Benchmarking Unbound

I am currently testing unbound as part of a current project however
I'm seeing some wildly different results comparing unbound-control
stats to what queryperf results show. For example, I've logged the
output of total.num.queries to a file every second and calculated the
average result which shows 9474 queries per second, queryperf shows
6945 qps. Both results are from the same test load.

What is the proper way to monitor and benchmark the queries per second
on an unbound server?

Hi Michael,

This may surprise you, but this is actually a frequently asked question
for the unbound server from people that try to measure its speed.
(Boast: this is because of its speed).

I am currently testing unbound as part of a current project however
I'm seeing some wildly different results comparing unbound-control
stats to what queryperf results show. For example, I've logged the
output of total.num.queries to a file every second and calculated the
average result which shows 9474 queries per second, queryperf shows
6945 qps. Both results are from the same test load.

I see two explanations. The first, and my experience with others doing
benchmarks, is that unbound outperforms queryperf. The second is a
buffer overrun.

Unbound outperforms queryperf. Thus, it sends back more than queryperf
can handle. The measurement you got from queryperf is the speed of
queryperf itself.

Buffer overruns can be seen with netstat -su.
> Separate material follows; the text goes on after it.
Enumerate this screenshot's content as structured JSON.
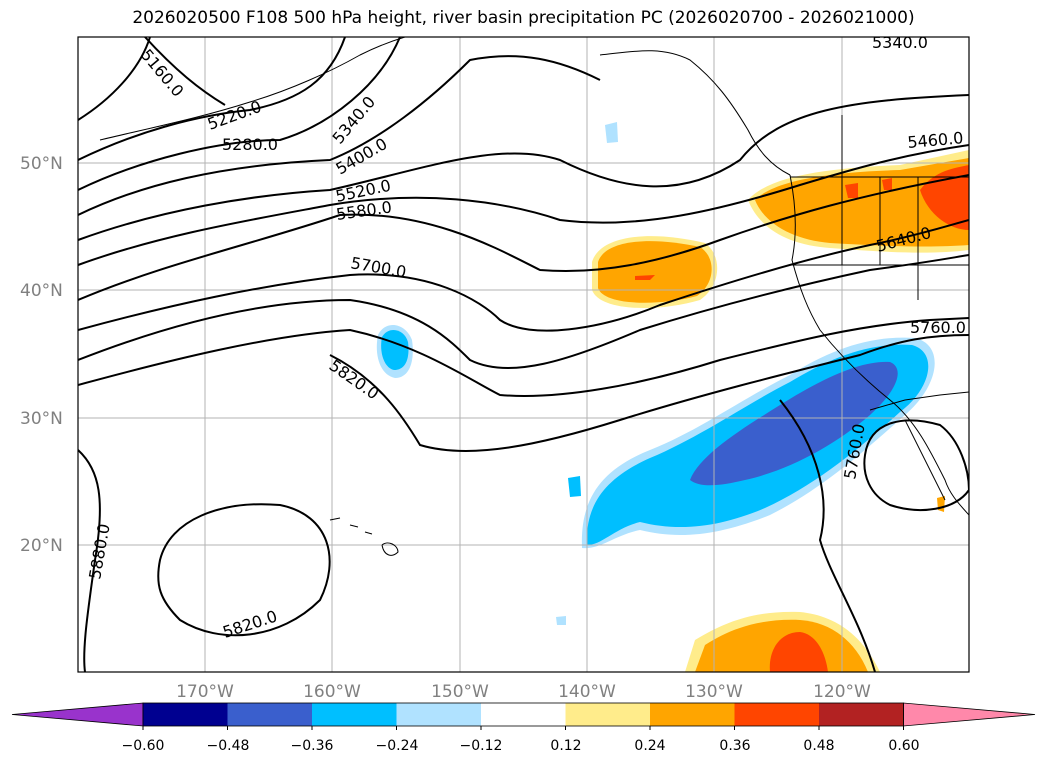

The options so-rcvbuf and
so-sndbuf can help you stop the buffer overruns for unbound.

If you want faster results,
http://unbound.net/documentation/howto_optimise.html

What is the proper way to monitor and benchmark the queries per second
on an unbound server?

Since unbound outperforms your sender, you must make your sender
stronger. Start by using its own computer for the sender (do not run it
on the server itself, this server is busy with unbound, and you have
configured num-threads to the number of cpus in /proc/cpuinfo so it uses
all CPUs, right? Also you want to include the speed of the IP stack in
the result). Then add another computer that runs queryperf (you can add
up the result qps for the two computers that run queryperf). Add more
computers until the qps no longer goes up, or goes down a bit (a denial
of service on the unbound server). That is the measured speed.
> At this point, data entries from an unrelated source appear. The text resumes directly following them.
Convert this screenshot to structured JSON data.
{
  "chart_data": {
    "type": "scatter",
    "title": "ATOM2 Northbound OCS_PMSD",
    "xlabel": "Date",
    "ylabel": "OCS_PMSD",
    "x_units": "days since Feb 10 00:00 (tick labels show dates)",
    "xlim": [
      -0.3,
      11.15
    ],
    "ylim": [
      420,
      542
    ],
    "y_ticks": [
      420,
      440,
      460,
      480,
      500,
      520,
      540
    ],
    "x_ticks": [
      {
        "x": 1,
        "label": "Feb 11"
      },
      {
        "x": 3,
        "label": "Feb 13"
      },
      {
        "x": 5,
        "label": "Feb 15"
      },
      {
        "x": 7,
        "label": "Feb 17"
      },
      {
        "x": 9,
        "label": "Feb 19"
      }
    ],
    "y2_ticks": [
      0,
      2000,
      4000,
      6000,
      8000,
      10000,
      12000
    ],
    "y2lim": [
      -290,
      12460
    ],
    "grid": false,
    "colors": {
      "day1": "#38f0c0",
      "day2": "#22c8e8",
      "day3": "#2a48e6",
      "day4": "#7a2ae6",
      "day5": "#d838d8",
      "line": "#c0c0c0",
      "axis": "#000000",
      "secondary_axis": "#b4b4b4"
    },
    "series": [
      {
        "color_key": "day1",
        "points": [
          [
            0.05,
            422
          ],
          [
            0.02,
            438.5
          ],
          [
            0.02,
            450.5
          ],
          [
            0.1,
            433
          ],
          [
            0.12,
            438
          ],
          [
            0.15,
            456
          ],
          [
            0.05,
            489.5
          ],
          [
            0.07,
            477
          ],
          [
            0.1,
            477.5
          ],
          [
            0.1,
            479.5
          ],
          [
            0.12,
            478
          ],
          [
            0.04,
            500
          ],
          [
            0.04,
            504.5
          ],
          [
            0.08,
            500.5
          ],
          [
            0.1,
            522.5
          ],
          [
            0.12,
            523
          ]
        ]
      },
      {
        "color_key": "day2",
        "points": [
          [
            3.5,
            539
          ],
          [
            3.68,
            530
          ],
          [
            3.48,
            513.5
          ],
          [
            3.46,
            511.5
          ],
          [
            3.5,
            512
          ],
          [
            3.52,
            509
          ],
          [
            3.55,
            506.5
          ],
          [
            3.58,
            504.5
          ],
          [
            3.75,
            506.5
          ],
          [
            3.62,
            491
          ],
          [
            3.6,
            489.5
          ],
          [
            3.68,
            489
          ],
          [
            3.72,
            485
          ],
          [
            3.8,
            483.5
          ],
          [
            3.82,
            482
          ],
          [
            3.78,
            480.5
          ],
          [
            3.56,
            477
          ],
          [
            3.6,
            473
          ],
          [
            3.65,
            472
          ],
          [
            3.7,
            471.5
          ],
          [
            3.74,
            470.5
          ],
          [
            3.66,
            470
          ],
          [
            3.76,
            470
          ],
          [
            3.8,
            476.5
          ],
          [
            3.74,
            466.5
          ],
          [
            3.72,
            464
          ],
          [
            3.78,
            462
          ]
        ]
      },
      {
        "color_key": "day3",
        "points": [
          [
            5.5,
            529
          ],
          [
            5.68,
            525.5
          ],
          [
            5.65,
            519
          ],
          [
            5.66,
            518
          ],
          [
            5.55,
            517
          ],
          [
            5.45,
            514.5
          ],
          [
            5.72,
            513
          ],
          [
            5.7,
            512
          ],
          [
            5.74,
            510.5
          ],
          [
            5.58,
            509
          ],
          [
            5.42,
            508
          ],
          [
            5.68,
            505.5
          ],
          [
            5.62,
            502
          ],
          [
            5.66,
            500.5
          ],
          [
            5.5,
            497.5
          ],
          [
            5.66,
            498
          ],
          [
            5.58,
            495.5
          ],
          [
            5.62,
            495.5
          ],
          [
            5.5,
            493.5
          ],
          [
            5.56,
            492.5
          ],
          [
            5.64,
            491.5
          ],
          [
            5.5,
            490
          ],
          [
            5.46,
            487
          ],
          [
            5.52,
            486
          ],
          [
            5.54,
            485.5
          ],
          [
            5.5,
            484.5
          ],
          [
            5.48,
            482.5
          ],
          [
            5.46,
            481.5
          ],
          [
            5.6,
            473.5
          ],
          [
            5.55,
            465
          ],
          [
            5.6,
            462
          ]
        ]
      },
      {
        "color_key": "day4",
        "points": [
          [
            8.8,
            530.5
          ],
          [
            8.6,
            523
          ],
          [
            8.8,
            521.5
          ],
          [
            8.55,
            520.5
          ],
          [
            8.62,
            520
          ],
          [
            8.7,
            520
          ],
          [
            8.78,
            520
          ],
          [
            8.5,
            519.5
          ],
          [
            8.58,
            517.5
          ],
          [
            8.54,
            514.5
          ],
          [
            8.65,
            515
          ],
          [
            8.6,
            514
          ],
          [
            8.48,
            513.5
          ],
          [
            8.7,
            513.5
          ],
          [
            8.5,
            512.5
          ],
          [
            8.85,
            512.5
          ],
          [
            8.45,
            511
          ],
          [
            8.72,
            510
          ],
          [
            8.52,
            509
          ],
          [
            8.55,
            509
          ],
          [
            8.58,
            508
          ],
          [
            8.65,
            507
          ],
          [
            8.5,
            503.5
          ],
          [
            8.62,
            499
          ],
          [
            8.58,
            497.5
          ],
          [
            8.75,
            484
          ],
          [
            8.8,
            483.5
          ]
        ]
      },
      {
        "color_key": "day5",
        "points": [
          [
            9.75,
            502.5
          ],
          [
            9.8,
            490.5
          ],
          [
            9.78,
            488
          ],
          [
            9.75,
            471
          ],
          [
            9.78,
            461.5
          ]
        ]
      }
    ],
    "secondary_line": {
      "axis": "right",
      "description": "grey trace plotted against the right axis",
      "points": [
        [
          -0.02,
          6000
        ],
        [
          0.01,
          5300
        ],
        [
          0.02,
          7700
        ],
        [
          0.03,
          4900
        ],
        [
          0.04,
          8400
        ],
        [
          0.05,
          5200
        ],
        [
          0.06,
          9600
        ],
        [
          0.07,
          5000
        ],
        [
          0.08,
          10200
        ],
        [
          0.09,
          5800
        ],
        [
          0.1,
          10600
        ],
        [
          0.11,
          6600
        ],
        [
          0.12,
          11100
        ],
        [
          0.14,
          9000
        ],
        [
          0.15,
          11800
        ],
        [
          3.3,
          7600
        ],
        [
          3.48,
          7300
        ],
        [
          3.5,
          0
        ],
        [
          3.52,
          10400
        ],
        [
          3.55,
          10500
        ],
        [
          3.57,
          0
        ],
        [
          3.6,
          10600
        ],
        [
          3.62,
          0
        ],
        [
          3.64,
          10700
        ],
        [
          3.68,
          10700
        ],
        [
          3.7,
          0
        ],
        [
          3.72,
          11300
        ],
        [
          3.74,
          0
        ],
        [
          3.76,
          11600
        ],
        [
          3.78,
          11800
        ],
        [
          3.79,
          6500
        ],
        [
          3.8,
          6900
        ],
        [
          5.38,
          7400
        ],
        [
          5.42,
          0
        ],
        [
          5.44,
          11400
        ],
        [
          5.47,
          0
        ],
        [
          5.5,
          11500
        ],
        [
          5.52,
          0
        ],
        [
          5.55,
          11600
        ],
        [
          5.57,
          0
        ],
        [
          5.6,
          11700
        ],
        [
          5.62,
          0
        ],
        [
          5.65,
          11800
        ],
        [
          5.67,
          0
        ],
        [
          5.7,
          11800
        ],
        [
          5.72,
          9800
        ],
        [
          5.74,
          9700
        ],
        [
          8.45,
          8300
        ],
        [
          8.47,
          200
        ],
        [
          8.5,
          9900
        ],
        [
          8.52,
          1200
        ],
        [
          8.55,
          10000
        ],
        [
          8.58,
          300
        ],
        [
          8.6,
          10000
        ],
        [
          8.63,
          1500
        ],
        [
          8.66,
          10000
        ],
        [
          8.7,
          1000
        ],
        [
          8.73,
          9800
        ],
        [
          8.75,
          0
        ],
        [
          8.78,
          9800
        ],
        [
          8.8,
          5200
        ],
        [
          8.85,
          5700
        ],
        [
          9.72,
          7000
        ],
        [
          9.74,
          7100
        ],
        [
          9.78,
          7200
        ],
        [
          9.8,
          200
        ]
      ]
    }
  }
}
- From Jan-Piet Mens (who wrote a book about it), I heard he ended up with
a whole classroom of pcs running queryperf :slight_smile:

Best regards,
   Wouter

Thanks.

We ended up tweaking the unbound.conf a bit and changed the following
settings which more than doubled the performance going from 8.8k qps
to over 20k.

# outgoing-range: 4096
outgoing-range: 32768

# so-rcvbuf: 0
so-rcvbuf: 32m

# msg-cache-size: 4m
msg-cache-size: 256m

num-queries-per-thread: 4096

# rrset-cache-size: 4m
rrset-cache-size: 256m

# infra-cache-numhosts: 10000
infra-cache-numhosts: 100000

We ended up tweaking the unbound.conf a bit and changed the following
settings which more than doubled the performance going from 8.8k qps
to over 20k.

Just out of curiosity, would it be possible to know some more details
about that benchmarking? Such as:
- was the queries done from the server itself? 1 external client? many
external clients? And were the external clients connected to the same
network as the server, perhaps connected to the same switch the server was
using? 100Mbps? 1Gbps?
- was it asking for locally cached data, or did the server need to go out
and query for some external data? And what was the normal size of the
replies?
- what kind of hardware (especially CPU + speed) + OS was the server running?

Regards
Eivind Olsen

The servers I've been testing are Intel E4500s with 2 GB of RAM and
Intel gigabit NICs, they are only on 100 mbit ports however and are
routed to through Cisco IP SLA.

The test client is on an entirely separate subnet and is an 8 core
opteron box with an Intel NIC however I've also run queryperf from
multiple sources at once using virtual machines.

The actual queries in my data file are captured from real DNS traffic
in our data center, about 50% of the queries end up hitting the cache.
I can see caching effects in my graphs as well.